The Seoul Central District Court found the prosecutors’ case compelling enough to issue detention warrants for the five. The latest, against Choi Gi-young, the deputy secretary general of the Democratic Labor Party, and Lee Jin-gang, a 1980s student activist, were issued yesterday.
At the warrant hearings, all five suspects said they had never heard of Ilsimhoe, the group Mr. Jang allegedly founded.
They also denied having met North Korean agents in China or providing sensitive information to North Korea. They said they were in no position to have access to any information that could threaten South Korea’s security.
The prosecution argued otherwise. It said yesterday that Mr. Jang had attempted to manipulate the Democratic Labor Party’s reaction to the North’s nuclear test through Mr. Choi, the party’s deputy leader.
Mr. Choi drew up a paper detailing the party’s position on the test and its plans to deal with the nuclear crisis, prosecutors said, and gave it to another suspect. It went thence to Mr. Jang and on to North Korea, the officials charged.
The document also reportedly described plans for the party’s leadership visit to North Korea and its position on North Korea sanctions and the six-party nuclear negotiations, according to prosecutors.
The Democratic Labor Party’s delegation, led by Moon Sung-hyun, the party’s leader, leaves for Pyongyang today. Mr. Moon said he would warn North Korean officials not to conduct another nuclear test.
But he added, “After returning from the North, I will also send a strong message to the United States that it is fundamentally responsible for the nuclear crisis.

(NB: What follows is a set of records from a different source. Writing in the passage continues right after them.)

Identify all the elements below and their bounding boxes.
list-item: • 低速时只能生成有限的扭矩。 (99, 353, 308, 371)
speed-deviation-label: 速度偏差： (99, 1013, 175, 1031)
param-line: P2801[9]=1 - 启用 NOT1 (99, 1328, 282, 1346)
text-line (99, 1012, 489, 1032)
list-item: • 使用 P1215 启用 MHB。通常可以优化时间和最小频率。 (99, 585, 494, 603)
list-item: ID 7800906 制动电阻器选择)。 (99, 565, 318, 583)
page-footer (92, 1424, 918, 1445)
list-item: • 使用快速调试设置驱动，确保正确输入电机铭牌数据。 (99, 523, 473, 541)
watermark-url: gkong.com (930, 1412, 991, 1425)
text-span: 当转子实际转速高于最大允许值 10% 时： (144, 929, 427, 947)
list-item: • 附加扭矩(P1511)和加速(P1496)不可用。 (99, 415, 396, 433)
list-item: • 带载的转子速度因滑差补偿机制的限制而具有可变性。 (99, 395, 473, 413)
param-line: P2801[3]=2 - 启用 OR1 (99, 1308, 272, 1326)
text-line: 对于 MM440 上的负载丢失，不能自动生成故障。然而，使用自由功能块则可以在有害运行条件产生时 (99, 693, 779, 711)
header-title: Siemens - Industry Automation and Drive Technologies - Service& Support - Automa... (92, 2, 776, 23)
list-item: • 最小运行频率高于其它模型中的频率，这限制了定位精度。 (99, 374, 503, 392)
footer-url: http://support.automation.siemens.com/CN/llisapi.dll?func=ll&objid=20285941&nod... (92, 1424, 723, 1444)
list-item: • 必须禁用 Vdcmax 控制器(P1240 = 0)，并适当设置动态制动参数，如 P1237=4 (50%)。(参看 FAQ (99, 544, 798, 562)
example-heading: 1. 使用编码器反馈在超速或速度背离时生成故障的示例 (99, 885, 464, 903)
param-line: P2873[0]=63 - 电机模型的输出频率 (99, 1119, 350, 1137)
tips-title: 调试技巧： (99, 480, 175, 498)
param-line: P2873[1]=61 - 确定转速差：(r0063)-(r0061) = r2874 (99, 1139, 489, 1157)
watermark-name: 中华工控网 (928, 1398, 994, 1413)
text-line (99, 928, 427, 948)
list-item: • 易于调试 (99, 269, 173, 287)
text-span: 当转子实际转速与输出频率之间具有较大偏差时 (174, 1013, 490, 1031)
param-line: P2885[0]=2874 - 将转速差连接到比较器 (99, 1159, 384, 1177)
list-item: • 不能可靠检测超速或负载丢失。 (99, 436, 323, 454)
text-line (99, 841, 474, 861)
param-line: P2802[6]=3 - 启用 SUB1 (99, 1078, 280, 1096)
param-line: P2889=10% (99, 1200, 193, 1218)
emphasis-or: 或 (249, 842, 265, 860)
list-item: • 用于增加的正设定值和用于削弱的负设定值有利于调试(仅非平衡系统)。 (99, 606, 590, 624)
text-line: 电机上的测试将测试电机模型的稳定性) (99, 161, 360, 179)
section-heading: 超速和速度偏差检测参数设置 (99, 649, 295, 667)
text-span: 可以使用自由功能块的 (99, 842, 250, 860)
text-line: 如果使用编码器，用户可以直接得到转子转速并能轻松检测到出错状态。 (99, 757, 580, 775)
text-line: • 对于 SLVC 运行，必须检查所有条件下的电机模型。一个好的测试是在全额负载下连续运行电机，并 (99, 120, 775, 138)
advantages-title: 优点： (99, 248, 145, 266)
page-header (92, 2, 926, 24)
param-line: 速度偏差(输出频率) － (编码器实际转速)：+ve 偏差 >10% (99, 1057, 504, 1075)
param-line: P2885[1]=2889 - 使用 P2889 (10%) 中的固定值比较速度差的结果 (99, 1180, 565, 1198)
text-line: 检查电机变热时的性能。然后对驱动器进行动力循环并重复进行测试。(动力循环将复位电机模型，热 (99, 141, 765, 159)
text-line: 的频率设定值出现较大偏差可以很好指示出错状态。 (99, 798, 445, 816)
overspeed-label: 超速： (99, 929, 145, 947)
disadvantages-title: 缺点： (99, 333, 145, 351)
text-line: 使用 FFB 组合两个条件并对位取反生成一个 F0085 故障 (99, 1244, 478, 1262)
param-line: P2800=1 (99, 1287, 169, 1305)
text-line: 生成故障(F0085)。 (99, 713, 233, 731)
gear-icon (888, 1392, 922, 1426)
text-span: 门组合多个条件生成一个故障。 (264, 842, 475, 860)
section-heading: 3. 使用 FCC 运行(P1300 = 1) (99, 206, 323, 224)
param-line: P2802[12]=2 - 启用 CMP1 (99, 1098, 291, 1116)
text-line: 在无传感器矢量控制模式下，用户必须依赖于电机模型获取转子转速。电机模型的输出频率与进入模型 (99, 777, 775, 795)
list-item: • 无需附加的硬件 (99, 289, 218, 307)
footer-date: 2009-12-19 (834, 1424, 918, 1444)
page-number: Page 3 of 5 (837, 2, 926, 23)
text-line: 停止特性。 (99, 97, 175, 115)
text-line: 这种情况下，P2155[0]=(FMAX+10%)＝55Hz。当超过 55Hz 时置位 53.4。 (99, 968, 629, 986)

If necessary, I am willing to form a delegation to go to Washington.”
At a press conference, Mr. Moon complained about the detention of some of his party’s members. “It was an unforeseen development and it is not directly related to the visit to the North,” Mr. Moon said. “Nothing has been clearly revealed, and I think the National Intelligence Service probably created this scandal.”
The delegation will return to Seoul on Saturday. Mr. Jang also allegedly asked Mr. Choi to intervene in the Seoul election for mayor last May to stop the Grand National Party candidate from winning, the prosecution said. He wanted the left-wing party to throw its weight behind the Uri candidate to prevent a liberal split. Even if the prosecution was correct, the plan came to naught and would have been ineffectual even had it materialized. The Democratic Labor candidate won only 3 percent of the vote; Uri’s candidate took 27 percent, but Oh Se-hoon, the conservative contender, more than doubled those two candidates’ combined tally.
Mr. Jang was also accused of asking Mr. Choi for political information such as the reason for the rejection by the National Assembly of a bid to oust the defense minister, Yoon Kwang-ung, in June 2005. Mr. Jang also allegedly asked the party leader to recruit environmental activists to increase anti-U.S. sentiment here.
“I have long been skeptical about whether this kind of North Korean strategy works in the South Korean society of today,” a prosecutor said. “But we are finding more and more evidence in material we have seized.”
Yesterday, prosecutors said another of the suspects in custody had probably joined the Workers Party. Lee Jin-gang, a graduate of Korea University and a former student activist, once worked for Mr. Jang’s company.